Catholic groups use 'social innovation' to help refugees

This story appears in the Sustainable Development Goal 9: Industry, Innovation and Infrastructure feature series. View the full series.

In the time it takes you to read this article, about a hundred people around the world will be forced to leave their homes because of persecution, war or violence. In fact, more people are displaced now than at any other time in human history — some 65 million, 22 million of whom are classified as refugees, according to the United Nations High Commissioner for Refugees.

Not only that, but most refugees are not going home anytime soon, if ever. Today's displaced people need more than a short-term place to live until their homeland's crisis is over. Rather than living in camps for nearly a generation, refugees require permanent resettlement and the skills necessary to become self-sufficient in their new homes.
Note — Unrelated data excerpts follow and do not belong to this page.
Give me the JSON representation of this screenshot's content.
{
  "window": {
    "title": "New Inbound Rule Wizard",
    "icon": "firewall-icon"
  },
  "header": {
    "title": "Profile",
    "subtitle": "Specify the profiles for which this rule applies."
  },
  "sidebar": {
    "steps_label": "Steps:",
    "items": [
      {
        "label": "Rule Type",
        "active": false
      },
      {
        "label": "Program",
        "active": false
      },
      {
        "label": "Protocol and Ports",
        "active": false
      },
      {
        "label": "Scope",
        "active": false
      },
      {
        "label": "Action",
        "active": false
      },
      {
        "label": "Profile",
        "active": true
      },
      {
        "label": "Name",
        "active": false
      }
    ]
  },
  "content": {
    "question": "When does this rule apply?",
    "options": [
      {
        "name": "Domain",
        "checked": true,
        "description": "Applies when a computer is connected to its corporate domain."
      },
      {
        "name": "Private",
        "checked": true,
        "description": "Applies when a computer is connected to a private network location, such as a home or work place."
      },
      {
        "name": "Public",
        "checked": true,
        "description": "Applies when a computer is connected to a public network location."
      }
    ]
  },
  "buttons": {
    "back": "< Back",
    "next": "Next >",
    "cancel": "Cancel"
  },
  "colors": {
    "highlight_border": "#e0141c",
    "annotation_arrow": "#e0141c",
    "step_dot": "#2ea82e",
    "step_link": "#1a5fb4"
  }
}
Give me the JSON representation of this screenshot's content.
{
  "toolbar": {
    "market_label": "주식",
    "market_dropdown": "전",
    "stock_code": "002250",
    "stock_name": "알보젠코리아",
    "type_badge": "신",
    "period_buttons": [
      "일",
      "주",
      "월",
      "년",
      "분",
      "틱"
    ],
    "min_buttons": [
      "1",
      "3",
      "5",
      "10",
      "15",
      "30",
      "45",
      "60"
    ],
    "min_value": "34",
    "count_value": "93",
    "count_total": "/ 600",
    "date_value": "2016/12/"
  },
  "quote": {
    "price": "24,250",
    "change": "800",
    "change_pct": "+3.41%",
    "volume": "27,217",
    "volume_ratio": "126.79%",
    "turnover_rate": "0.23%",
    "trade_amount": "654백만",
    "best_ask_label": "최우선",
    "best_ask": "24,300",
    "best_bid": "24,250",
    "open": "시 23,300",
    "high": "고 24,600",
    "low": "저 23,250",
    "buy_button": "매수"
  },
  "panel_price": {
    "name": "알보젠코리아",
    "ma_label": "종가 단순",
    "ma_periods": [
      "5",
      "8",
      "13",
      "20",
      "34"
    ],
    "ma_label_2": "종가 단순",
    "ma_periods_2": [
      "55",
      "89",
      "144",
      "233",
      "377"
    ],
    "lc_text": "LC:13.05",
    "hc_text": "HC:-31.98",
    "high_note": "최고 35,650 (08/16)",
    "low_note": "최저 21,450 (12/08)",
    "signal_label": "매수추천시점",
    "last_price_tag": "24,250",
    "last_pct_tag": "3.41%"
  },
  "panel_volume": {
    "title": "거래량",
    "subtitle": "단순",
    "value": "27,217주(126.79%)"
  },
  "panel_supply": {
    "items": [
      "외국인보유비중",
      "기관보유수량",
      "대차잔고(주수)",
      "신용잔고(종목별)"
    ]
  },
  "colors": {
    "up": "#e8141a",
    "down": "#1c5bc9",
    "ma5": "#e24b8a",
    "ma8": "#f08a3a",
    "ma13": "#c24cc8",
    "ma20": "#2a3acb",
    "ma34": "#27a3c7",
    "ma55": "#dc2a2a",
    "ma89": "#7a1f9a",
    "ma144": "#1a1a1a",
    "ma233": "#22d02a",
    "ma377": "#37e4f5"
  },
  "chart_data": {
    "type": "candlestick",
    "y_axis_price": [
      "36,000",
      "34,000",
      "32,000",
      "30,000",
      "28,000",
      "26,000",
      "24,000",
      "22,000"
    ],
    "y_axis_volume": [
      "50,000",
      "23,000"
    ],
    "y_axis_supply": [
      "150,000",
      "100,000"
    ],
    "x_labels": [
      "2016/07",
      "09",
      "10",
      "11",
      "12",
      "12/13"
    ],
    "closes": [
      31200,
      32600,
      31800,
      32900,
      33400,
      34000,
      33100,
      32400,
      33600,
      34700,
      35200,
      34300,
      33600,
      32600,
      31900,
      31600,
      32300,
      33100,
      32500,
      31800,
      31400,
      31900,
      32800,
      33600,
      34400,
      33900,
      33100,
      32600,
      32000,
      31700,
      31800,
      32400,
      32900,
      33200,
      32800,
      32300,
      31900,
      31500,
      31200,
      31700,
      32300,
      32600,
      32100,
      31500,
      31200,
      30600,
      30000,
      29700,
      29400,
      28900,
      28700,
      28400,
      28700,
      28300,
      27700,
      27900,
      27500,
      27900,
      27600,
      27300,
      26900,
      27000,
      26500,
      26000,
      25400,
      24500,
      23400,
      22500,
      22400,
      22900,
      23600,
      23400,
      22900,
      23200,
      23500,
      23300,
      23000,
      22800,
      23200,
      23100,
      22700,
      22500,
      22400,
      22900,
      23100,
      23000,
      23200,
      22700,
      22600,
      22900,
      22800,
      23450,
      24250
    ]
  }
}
What's needed are innovative solutions to address what some — including Pope Francis and many bishops — are calling the greatest humanitarian crisis of our time.

But "innovative" doesn't always have to mean a new agency or even new program. In fact, according to a recently-released report on the Catholic response to this problem, many church-led organizations and programs are creatively serving refugees and migrants, without having to start from scratch.

"You can have institutions and organizations that have been around a long time be really creative in responding to urgent social problems," said Tiziana Dearing, co-director of Boston College's Center for Social Innovation and the lead researcher for "Catholic Social Innovation in Today's Global Refugee Crisis."

The study was funded by Foundations and Donors Interested in Catholic Activities (FADICA) to give more exposure to programs that may not be seen as obvious "social innovators" by other funders because they're run by a 2,000-plus-year-old institution.